Highly Difficult: How millions have bought a high
definition TV… but don’t have a clue how to make it work
By SARA NATHAN
Millions of Britons mistakenly think they are watching high definition television even though they aren’t using the right equipment
Millions of Britons mistakenly think they are watching high definition television even though they aren’t using the right equipment, a study has found.
Despite spending an average of £500 on flat-screen ‘HD-ready’ TVs, many viewers do not realise they also need a special set-top box or a Blu-ray DVD player to unlock the ultra-sharp pictures.
More than 6million are unwittingly missing out on the high definition revolution, the figures from the British Video Association (BVA) suggest.
The research, based on a poll of 9,500 viewers, showed that 30 per cent thought they could watch high definition programmes or Blu-ray discs at home.
It then revealed, however, that almost half of those who believed they were watching in HD had not actually connected the necessary player or set-top box.
It is thought that more than 55 per cent of UK households have invested in an HD-ready television.
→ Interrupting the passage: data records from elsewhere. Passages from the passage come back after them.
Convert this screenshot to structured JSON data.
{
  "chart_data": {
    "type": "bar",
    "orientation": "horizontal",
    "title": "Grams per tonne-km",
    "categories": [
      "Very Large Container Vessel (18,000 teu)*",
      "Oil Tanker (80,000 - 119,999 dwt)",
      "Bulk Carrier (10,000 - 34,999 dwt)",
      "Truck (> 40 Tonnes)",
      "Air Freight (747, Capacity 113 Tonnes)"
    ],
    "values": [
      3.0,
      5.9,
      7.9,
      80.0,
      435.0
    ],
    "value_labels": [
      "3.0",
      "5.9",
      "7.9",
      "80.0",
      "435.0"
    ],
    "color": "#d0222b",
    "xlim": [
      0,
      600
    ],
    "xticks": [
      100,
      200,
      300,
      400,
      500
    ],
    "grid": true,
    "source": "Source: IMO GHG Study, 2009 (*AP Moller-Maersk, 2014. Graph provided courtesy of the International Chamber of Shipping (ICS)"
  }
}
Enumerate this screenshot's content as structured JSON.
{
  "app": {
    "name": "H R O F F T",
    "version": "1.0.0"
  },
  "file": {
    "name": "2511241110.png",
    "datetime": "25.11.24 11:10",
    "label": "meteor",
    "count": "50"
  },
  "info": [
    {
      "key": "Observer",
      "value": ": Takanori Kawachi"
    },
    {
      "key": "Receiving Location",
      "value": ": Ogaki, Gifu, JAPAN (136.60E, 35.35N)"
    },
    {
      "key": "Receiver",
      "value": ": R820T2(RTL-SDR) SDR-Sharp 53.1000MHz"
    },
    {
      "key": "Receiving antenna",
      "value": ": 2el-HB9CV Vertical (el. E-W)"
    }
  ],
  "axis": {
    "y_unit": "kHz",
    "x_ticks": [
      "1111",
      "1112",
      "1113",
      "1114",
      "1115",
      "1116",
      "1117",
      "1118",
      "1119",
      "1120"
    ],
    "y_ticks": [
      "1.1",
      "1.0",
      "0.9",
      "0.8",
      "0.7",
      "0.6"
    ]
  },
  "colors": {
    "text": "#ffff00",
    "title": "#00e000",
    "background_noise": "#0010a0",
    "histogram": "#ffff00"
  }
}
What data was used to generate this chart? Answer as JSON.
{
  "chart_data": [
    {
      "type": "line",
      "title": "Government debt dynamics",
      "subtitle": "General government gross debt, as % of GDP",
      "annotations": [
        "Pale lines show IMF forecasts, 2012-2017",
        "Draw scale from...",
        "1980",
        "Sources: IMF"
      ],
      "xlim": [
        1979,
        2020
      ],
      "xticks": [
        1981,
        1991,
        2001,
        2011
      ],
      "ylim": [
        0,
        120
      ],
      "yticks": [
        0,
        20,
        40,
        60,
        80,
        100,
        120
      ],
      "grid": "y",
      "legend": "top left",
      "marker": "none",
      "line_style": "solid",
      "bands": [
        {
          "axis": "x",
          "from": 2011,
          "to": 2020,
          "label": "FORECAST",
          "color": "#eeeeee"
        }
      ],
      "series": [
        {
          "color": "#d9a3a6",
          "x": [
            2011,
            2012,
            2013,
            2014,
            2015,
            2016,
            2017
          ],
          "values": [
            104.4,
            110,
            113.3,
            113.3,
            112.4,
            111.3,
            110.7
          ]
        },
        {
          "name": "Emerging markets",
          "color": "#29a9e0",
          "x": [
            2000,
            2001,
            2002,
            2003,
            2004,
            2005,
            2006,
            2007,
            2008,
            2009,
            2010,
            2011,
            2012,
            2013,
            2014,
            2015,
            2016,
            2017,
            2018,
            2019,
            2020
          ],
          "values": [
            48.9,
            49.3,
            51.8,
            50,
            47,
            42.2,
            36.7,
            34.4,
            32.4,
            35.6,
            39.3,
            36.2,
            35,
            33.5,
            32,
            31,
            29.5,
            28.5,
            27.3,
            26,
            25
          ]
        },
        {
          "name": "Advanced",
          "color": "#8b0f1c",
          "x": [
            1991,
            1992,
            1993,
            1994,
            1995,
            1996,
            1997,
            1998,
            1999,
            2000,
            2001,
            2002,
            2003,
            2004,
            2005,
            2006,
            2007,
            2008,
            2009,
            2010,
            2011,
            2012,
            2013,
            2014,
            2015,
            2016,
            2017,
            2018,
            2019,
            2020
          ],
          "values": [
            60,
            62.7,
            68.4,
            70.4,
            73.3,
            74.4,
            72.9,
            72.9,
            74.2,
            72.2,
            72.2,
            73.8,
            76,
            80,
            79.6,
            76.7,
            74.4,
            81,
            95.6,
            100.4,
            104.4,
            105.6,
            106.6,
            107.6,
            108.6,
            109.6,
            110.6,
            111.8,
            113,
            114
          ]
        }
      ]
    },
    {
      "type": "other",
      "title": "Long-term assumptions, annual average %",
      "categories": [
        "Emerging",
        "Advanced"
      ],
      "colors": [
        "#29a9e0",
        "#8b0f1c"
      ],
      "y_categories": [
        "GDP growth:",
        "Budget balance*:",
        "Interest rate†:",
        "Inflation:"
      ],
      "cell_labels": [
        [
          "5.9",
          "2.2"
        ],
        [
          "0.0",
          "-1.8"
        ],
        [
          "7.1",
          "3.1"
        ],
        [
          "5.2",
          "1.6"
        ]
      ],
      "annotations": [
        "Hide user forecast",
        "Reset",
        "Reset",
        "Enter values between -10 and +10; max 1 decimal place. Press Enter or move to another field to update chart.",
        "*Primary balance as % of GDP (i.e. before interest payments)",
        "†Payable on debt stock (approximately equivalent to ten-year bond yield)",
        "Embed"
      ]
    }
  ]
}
Prices start at around £300 for a 32in screen, but can rise to more than £1,000.
In order to watch high definition programmes, viewers need to sign up with a provider such as Sky or Virgin or buy a Freeview or Freesat set-top box.
BVA spokesman Simon Heller said: ‘In the run-up to the World Cup even more people will be looking to invest in HD, but they need to be aware that a high-definition television alone does not mean that they are watching content in high definition.’
There are currently three HD channels available to Freesat viewers, three for Freeview viewers, 41 for Sky Digital customers and 12 available via Virgin Media.